At the same time, a new enemy appears, the Black Moon. Led by Prince Demande and advised by the mysterious Wiseman, they seek not only the Silver Crystal but a being called the “Rabbit.” Their initial ploy is to send out the Spectre Sisters to capture the Sailor Senshi one by one. The Spectre Sisters are very much evil counterparts of the Senshi, each having an elemental affinity and interests matching one of the heroes. The first two, Koan and Berthier, are destroyed in battle, but not before they remove Sailor Mars and Sailor Mercury from the board.

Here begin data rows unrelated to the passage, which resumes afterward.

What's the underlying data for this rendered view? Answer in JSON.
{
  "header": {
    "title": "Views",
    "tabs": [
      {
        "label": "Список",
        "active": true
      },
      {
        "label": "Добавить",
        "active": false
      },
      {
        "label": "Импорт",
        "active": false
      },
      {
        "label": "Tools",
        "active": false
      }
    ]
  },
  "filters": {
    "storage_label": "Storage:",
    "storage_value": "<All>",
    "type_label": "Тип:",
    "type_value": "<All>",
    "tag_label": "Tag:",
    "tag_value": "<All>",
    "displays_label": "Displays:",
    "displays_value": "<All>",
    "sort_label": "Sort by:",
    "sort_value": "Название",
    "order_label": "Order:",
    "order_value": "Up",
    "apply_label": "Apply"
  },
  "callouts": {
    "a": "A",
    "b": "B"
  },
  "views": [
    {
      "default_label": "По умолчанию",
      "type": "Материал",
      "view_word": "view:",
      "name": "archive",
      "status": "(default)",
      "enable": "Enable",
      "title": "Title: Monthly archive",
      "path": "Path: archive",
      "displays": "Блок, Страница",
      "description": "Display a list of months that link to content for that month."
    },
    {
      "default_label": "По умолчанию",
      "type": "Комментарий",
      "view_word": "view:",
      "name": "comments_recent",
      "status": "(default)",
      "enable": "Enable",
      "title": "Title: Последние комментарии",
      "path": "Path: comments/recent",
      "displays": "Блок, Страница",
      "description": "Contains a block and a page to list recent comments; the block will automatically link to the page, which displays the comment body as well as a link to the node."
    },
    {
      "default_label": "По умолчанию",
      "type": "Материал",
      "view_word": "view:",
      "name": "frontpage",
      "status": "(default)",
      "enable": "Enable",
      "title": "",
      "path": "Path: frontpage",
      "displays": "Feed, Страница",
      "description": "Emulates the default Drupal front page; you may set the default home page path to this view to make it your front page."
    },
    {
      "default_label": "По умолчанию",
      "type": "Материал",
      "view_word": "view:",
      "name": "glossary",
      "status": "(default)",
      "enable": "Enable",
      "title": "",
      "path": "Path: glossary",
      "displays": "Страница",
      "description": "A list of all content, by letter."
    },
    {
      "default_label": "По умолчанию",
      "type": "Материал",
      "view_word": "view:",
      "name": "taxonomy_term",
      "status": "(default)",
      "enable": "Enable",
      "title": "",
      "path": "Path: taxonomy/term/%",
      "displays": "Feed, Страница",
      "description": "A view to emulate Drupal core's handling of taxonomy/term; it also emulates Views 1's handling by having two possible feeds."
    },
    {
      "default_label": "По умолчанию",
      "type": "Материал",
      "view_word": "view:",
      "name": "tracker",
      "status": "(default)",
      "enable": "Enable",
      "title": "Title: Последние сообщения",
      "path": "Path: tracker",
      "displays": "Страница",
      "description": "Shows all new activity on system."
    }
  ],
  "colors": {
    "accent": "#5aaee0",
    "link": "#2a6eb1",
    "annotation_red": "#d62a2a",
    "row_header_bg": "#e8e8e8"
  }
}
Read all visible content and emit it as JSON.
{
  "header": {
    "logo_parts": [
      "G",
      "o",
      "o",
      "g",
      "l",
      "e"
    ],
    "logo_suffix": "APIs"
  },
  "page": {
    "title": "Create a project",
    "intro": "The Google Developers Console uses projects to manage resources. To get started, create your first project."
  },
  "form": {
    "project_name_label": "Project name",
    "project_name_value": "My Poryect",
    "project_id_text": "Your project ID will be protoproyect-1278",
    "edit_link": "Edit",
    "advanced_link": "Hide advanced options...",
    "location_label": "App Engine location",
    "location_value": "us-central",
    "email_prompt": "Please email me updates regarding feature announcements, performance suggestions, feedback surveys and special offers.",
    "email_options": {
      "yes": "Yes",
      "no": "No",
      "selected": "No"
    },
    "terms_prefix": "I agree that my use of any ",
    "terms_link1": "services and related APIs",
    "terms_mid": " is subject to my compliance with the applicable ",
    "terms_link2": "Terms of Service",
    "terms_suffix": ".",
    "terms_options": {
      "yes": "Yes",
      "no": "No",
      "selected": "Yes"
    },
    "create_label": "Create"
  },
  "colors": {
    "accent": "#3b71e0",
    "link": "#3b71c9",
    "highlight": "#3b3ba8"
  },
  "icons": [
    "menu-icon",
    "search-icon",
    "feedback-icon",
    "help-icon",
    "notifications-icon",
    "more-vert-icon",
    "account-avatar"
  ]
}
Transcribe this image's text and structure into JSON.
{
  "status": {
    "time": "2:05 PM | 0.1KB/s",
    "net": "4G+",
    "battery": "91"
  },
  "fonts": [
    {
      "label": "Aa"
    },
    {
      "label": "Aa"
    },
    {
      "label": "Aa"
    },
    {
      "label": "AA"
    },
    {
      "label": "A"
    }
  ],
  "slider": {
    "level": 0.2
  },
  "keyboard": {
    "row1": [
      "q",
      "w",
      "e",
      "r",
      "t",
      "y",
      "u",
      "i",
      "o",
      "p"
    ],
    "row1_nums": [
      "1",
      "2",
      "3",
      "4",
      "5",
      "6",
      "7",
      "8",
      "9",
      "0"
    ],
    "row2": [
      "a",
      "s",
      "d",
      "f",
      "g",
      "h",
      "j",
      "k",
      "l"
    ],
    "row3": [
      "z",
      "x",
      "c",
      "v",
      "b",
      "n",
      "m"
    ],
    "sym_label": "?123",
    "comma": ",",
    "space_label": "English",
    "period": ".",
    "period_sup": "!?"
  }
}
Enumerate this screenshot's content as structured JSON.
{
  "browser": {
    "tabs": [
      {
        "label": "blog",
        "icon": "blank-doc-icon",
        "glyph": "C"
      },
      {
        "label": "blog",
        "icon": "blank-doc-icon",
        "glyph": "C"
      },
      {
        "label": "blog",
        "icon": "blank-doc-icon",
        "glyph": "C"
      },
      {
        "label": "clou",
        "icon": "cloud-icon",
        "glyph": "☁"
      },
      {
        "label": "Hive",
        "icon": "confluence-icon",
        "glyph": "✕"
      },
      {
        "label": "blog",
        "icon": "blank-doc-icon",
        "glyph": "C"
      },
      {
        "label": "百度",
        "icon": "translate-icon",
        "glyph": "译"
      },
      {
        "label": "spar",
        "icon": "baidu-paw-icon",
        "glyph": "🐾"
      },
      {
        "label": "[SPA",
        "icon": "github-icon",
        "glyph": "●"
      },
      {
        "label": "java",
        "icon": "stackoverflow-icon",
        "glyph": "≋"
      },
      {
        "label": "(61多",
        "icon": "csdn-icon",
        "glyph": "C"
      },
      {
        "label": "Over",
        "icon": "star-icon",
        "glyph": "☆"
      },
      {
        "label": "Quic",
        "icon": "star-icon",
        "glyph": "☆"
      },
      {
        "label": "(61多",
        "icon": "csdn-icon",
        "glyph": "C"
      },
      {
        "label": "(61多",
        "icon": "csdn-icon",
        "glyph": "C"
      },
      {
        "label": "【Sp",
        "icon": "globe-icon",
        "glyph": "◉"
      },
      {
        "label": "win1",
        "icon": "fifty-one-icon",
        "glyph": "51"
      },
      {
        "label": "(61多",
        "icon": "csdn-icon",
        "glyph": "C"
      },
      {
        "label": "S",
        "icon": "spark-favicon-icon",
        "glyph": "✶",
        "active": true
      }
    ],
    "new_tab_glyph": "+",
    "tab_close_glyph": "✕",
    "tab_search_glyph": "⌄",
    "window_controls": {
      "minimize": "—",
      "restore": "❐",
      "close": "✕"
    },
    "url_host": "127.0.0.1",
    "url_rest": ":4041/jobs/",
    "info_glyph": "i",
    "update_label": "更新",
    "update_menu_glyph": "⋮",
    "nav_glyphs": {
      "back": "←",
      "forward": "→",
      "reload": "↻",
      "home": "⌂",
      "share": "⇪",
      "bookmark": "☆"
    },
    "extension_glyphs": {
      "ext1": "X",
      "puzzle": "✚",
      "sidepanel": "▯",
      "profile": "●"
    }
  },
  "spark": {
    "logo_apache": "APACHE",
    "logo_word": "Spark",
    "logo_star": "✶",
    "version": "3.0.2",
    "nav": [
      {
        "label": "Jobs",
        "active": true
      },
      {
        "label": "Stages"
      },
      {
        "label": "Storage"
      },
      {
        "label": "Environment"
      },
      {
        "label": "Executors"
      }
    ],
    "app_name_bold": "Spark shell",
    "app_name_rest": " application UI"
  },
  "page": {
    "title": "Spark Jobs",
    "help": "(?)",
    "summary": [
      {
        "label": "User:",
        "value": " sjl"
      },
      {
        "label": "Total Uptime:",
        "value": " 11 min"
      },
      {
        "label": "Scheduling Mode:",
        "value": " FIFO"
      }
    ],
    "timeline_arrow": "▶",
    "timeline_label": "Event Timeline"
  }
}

In a subplot, a new minor character is introduced, an underclassman of Mamoru’s whose job is shilling Mamoru and his fine qualities. This is actually kind of helpful, as Tuxedo Mask had spent most of the Dark Kingdom arc either being mysterious or unavailable. This allows us more insight into who this Mamoru person is when he’s not around Usagi.
Rei and Ami get some development in their focus chapters, but seemingly mostly so that the Spectre Sisters can have similar interests.
Some of this comes off as cliche now, but that’s because Sailor Moon was such a strong influence on magical girl stories that came afterward. Here’s where many of the tropes started!
The art is very good of its kind, and again seems less distinctive now because of imitators.
Recommended for magical girl fans, teenage girls and romantic fantasy fans.